A strategic plan to increase sales, for example, required so much rekeying, reloading, and rechecking of data that weeks were wasted, says Rogers. “It got to be that everyone had his or her own little Excel model, with underwriting having one and sales another,” he says. “Excel is an excellent spreadsheet, but a poor platform for collaborative planning across an organization.”
Rogers weighed several BI options but found the prices too steep, until he learned about the SaaS offering from Adaptive Planning, which allowed him to introduce BI for just $35,000 a year.
In addition to its core BI capabilities, “the tool was especially valuable after we acquired another insurance company,” Rogers says, “since we could add their specific information into our own planning system and use our own assumptions, capitalizing rules, and per-unit cost drivers.”
Duke Manufacturing also went the SaaS route, choosing Host Analytics’s Host Budget/Host Forecaster program, which allows Reader to slice and dice performance data supplied by Duke’s 90 different product groups. One upshot is greater accountability on a very granular level. “We can look at each product group in terms of fixed and variable material costs and labor costs, and then compare them against sales in previous years and against our current budget to see if we’re budgeting properly,” Reader explains.
At Homedics, a designer and distributor of personal-care products in Commerce Township, Michigan, “we used to joke that we had four definitions of net sales,” says CFO Bill Carroll. That’s a common problem at companies that rely on a hodgepodge of spreadsheets or multiple BI tools. So Homedics standardized on one product, QlikView, which (in conjunction with ERP software from Oracle) gave the company a set of standard definitions thanks to its use of a series of fields where commonly defined data converge. “The ability to get quality, transparent information quickly helps me to chart one course of action versus another much faster, and as a result leads to quicker decisions,” Carroll says. “It’s all about being decisive. And in the current economic climate, smart planning and execution have never been more important.”

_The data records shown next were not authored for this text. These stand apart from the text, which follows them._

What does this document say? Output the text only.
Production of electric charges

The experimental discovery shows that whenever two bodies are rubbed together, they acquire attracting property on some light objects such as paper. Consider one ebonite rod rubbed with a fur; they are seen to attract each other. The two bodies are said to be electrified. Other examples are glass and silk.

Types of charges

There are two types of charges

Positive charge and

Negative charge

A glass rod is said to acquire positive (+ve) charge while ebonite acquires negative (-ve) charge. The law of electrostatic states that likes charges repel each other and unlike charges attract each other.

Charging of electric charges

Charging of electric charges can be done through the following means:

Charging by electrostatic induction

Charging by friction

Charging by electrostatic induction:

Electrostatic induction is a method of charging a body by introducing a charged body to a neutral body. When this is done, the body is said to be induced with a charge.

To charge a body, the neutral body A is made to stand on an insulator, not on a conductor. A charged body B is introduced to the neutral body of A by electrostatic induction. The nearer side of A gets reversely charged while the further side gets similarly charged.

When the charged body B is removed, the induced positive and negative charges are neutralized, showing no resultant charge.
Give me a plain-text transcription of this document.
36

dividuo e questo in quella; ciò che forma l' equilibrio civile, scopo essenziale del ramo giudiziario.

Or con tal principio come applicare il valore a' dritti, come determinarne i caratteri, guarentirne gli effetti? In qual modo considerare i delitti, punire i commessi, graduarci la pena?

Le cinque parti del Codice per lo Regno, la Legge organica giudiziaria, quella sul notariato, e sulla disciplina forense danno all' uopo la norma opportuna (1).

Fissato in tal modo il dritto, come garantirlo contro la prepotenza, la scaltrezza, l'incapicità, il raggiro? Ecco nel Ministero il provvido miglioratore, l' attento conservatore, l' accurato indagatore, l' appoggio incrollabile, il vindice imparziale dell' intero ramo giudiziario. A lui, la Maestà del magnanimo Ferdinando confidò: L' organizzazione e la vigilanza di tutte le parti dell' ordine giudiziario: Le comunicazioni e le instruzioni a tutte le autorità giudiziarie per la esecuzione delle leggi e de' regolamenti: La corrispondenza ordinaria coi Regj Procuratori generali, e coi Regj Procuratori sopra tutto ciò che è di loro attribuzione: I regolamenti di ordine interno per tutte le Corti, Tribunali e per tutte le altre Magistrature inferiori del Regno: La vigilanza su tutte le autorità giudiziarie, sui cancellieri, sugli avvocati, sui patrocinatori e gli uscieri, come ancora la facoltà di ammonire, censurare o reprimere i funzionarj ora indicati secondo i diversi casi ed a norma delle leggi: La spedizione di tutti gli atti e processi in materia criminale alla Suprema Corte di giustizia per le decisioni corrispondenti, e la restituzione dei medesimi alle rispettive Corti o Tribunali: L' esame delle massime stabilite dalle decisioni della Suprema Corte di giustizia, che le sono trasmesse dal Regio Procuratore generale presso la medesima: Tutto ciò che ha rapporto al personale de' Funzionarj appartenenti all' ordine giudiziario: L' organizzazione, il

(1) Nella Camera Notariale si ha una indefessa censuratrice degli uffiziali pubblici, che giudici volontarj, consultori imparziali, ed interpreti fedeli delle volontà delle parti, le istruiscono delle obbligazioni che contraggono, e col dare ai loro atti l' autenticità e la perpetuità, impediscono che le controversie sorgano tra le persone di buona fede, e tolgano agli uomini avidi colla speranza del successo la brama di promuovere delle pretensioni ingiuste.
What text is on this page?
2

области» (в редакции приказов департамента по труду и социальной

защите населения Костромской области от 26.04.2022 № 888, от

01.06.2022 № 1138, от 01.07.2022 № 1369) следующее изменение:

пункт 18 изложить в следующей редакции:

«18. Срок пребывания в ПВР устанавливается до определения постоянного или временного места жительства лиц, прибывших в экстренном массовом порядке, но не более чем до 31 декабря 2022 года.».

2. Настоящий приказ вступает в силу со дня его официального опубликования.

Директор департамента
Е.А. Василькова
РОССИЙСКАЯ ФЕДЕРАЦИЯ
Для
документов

Homedics used the QlikView tool initially for sales analyses; salespeople could fire up their laptops and drill down into data that shows sales per category per customer per region, right down to the materials contained in each product. “Sure you can do this with Excel,” Carroll says. “It’s just a question of how much time you have to do it.”
But for all their powers, BI tools of all vintages face a monumental challenge in making spreadsheets truly obsolete (see “Off Course” at the end of this article). Microsoft gauges the number of Excel users worldwide at more than 400 million, and Forrester Research estimates 50 to 80 percent of enterprises still use stand-alone spreadsheets for critical applications like financial reporting.
At security software giant Symantec, Excel spreadsheets still collect and manage data from operating entities, says CFO James Beer. Familiarity and ease of use win over his internal customers. “Frankly, I’m agnostic,” he says. “We believe that the best-run companies typically have a heterogeneous technology environment, with the onus on IT to integrate it all seamlessly.”